It usually isn’t necessary to enforce a strict quarantine on snails and most other invertebrates that are going into a seahorse tank. For one thing, invertebrates in general are not susceptible to the same pathogens and parasites that plague seahorses and other marine fishes. If they were carrying any of the parasites that could bother seahorses, it would be as hitchhikers, and that’s unlikely because those same parasites normally cannot survive long without a suitable fish host. So there is relatively little danger of introducing seahorse parasites via the snails we use as sanitation engineers.
Secondly, snails in general cannot tolerate the usual prophylactic measures we apply to marine fishes when we quarantine them. For example, many types of snails cannot withstand hyposalinity let alone a freshwater dip. Nor do they tolerate the usual chemi-therapeutic agents we normally use to cleanse quarantined fish of parasites, such as formalin, malachite green, copper sulfate, dylox, since the etc.. So there would be very little we could do to treat snails or other invertebrates prophylactically or preventively even if we quarantined them indefinitely.
So I normally don’t quarantine the snails for my cleanup crew. Rather, I screen them visually to avoid snails (or micro-hermit crabs) with telltale fuzzy pink patches on their shells indicating hydroids or that may be carrying nuisance algae. If in doubt, I’ll use a clean toothbrush to scrub their shells clean and then carefully acclimate them to the aquarium.
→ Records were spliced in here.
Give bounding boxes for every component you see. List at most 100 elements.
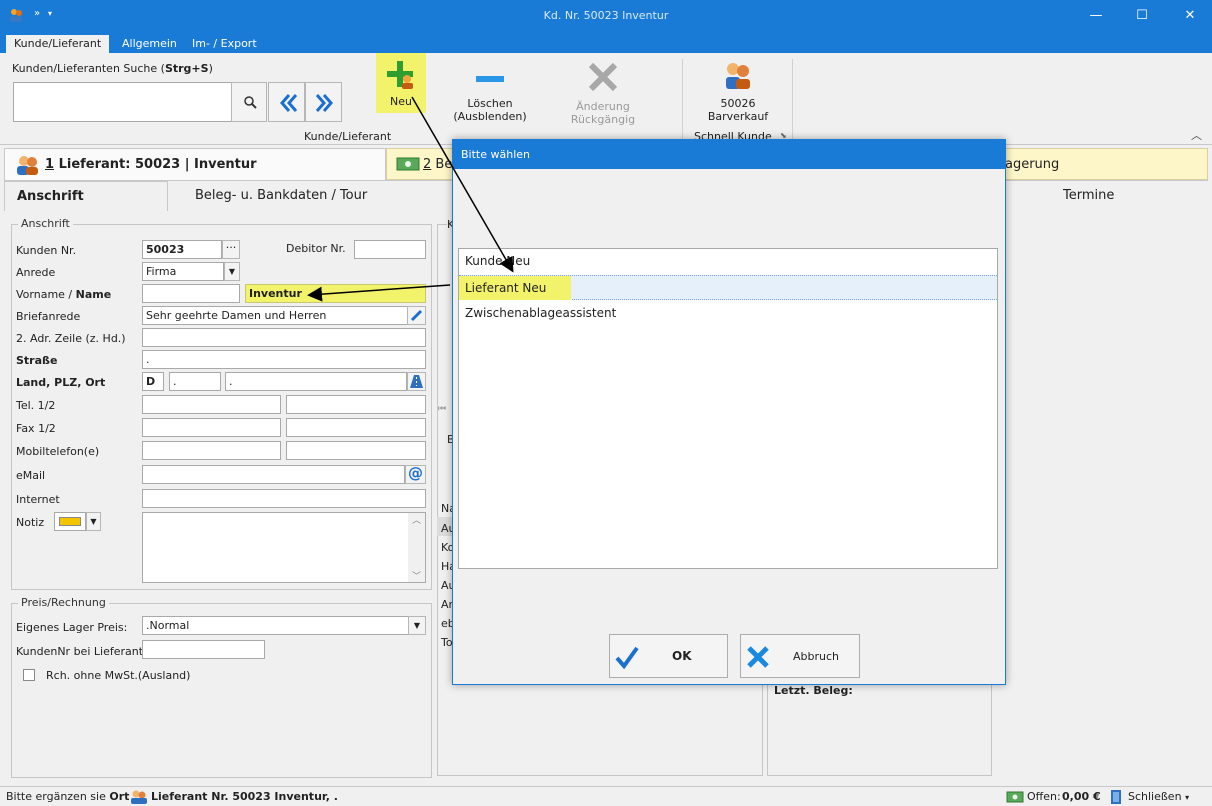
close-button[interactable]: Schließen ▾: [1128, 790, 1189, 803]
undo-change-button[interactable]: Änderung Rückgängig: [546, 57, 660, 126]
color-swatch: [59, 517, 81, 526]
maximize-button[interactable]: ☐: [1130, 6, 1154, 26]
dropdown-arrow-icon: ▼: [413, 621, 421, 630]
close-window-button[interactable]: ✕: [1178, 6, 1202, 26]
briefanrede-label: Briefanrede: [16, 310, 81, 323]
vorname-name-label: Vorname / Name: [16, 288, 112, 301]
strasse-field[interactable]: .: [142, 350, 426, 369]
at-sign-icon: @: [408, 464, 423, 482]
ribbon-tab-allgemein[interactable]: Allgemein: [114, 35, 185, 53]
adr2-label: 2. Adr. Zeile (z. Hd.): [16, 332, 126, 345]
previous-record-button[interactable]: [268, 82, 305, 122]
briefanrede-edit-button[interactable]: [407, 306, 426, 325]
checkmark-icon: [615, 646, 639, 670]
list-item-zwischenablage[interactable]: Zwischenablageassistent: [459, 301, 997, 326]
new-button-label: Neu: [390, 95, 412, 108]
cancel-x-icon: [747, 646, 769, 668]
record-tab-1-number: 1: [45, 157, 55, 172]
minus-icon: [476, 76, 504, 82]
window-title: Kd. Nr. 50023 Inventur: [543, 9, 669, 22]
cash-sale-button[interactable]: 50026 Barverkauf: [704, 57, 772, 123]
lager-preis-select[interactable]: .Normal: [142, 616, 410, 635]
kunden-nr-label: Kunden Nr.: [16, 244, 77, 257]
ok-button[interactable]: OK: [609, 634, 728, 678]
adr2-field[interactable]: [142, 328, 426, 347]
mobil1-field[interactable]: [142, 441, 281, 460]
notiz-color-picker[interactable]: [54, 512, 86, 531]
land-plz-ort-label: Land, PLZ, Ort: [16, 376, 106, 389]
name-field[interactable]: Inventur: [245, 284, 426, 303]
cash-sale-number: 50026: [720, 97, 756, 110]
record-tab-3-label[interactable]: agerung: [1005, 157, 1059, 172]
road-icon: [410, 375, 423, 388]
ribbon-tab-im-export[interactable]: Im- / Export: [184, 35, 265, 53]
search-button[interactable]: [231, 82, 267, 122]
x-cross-icon: [588, 62, 618, 92]
land-field[interactable]: D: [142, 372, 164, 391]
debitor-label: Debitor Nr.: [286, 242, 346, 255]
list-item-lieferant-neu[interactable]: Lieferant Neu: [459, 275, 997, 300]
email-label: eMail: [16, 469, 46, 482]
lager-preis-dropdown[interactable]: ▼: [408, 616, 426, 635]
briefanrede-field[interactable]: Sehr geehrte Damen und Herren: [142, 306, 408, 325]
record-tab-1[interactable]: 1 Lieferant: 50023 | Inventur: [4, 148, 386, 180]
tel2-field[interactable]: [286, 395, 426, 414]
kunden-nr-more-button[interactable]: ···: [222, 240, 240, 259]
delete-button[interactable]: Löschen (Ausblenden): [452, 61, 528, 123]
route-button[interactable]: [407, 372, 426, 391]
fax1-field[interactable]: [142, 418, 281, 437]
plz-field[interactable]: .: [169, 372, 221, 391]
choose-dialog: Bitte wählen Kunde Neu Lieferant Neu Zwi…: [452, 139, 1006, 685]
status-record: Lieferant Nr. 50023 Inventur, .: [151, 790, 338, 803]
cancel-button[interactable]: Abbruch: [740, 634, 860, 678]
ribbon-separator: [682, 59, 683, 141]
anrede-select[interactable]: Firma: [142, 262, 224, 281]
anrede-label: Anrede: [16, 266, 56, 279]
minimize-button[interactable]: —: [1084, 6, 1108, 26]
internet-label: Internet: [16, 493, 60, 506]
title-bar: » ▾ Kd. Nr. 50023 Inventur — ☐ ✕: [0, 0, 1212, 33]
fax2-field[interactable]: [286, 418, 426, 437]
kundennr-lieferant-field[interactable]: [142, 640, 265, 659]
anrede-dropdown-button[interactable]: ▼: [224, 262, 240, 281]
preis-group-title: Preis/Rechnung: [18, 596, 109, 609]
next-record-button[interactable]: [305, 82, 342, 122]
notiz-textarea[interactable]: [142, 512, 426, 583]
ribbon-tab-kunde-lieferant[interactable]: Kunde/Lieferant: [6, 35, 110, 53]
kunden-nr-field[interactable]: 50023: [142, 240, 222, 259]
list-item-kunde-neu[interactable]: Kunde Neu: [459, 249, 997, 274]
ort-field[interactable]: .: [225, 372, 407, 391]
debitor-field[interactable]: [354, 240, 426, 259]
collapse-ribbon-icon[interactable]: ︿: [1191, 127, 1202, 143]
first-record-icon[interactable]: ⏮: [438, 404, 452, 422]
email-send-button[interactable]: @: [405, 465, 426, 484]
internet-field[interactable]: [142, 489, 426, 508]
notiz-color-dropdown[interactable]: ▼: [86, 512, 101, 531]
money-status-icon: [1006, 791, 1024, 803]
offen-value: 0,00 €: [1062, 790, 1101, 803]
supplier-icon: [17, 156, 38, 175]
tel1-field[interactable]: [142, 395, 281, 414]
new-button[interactable]: Neu: [376, 53, 426, 113]
record-tab-2-number: 2: [423, 157, 432, 172]
dialog-title: Bitte wählen: [453, 140, 1005, 169]
kundennr-lieferant-label: KundenNr bei Lieferant:: [16, 645, 147, 658]
scroll-up-icon[interactable]: ︿: [408, 513, 425, 526]
search-input[interactable]: [13, 82, 232, 122]
status-bar: Bitte ergänzen sie Ort Lieferant Nr. 500…: [0, 786, 1212, 806]
cancel-button-label: Abbruch: [793, 650, 840, 663]
subtab-beleg[interactable]: Beleg- u. Bankdaten / Tour: [195, 188, 367, 203]
subtab-termine[interactable]: Termine: [1063, 188, 1114, 203]
magnifier-icon: [244, 96, 257, 109]
subtab-anschrift[interactable]: Anschrift: [4, 181, 168, 211]
mwst-label: Rch. ohne MwSt.(Ausland): [46, 669, 191, 682]
vorname-field[interactable]: [142, 284, 240, 303]
mwst-checkbox[interactable]: [23, 669, 35, 681]
mobil2-field[interactable]: [286, 441, 426, 460]
notiz-scrollbar[interactable]: ︿ ﹀: [408, 513, 425, 582]
middle-rows: Na Au Ko Ha Au An eb To: [437, 497, 456, 651]
status-hint: Bitte ergänzen sie Ort: [6, 790, 130, 803]
email-field[interactable]: [142, 465, 405, 484]
strasse-label: Straße: [16, 354, 58, 367]
scroll-down-icon[interactable]: ﹀: [408, 569, 425, 582]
If you want to hold them in your hospital tank for a week or so first to make sure the snails are healthy and disease-free (free of diseases or parasites specific to snails, that is), that’s fine as long as you can feed them during their stay in the quarantine tank. (Sheet algae weighted down beneath a small piece of live rock or coral rubble will suffice for this.)
An assortment of the recommended snails for your cleanup crew should generally have no interest at all in the colorful coralline algae that encrusts live rock. The Nassarius snails, for instance, are primarily detritivores that will clean up the meatier leftovers in the tank, and the herbivorous snails that make good sanitation engineers and aquarium janitors typically specialize in eating unicellular microalgae and diatoms rather than decorative plants. None of my snails have ever shown any interest in the Caulerpa macroalgae in my seahorse tanks. In short, the snails suggested as sanitation engineers dine on the film of diatoms and microalgae and should not bother coralline or most types of macroalgae.
As for the number of snails, but reef keepers will often employ up to 1-2 aquarium janitors per gallon, but the average seahorse setup can get by with quite a few less sanitation engineers. In a seahorse setup with live rock perhaps one snail for every 3 gallons would be more appropriate.
Best of luck with your cleanup crew, Nan!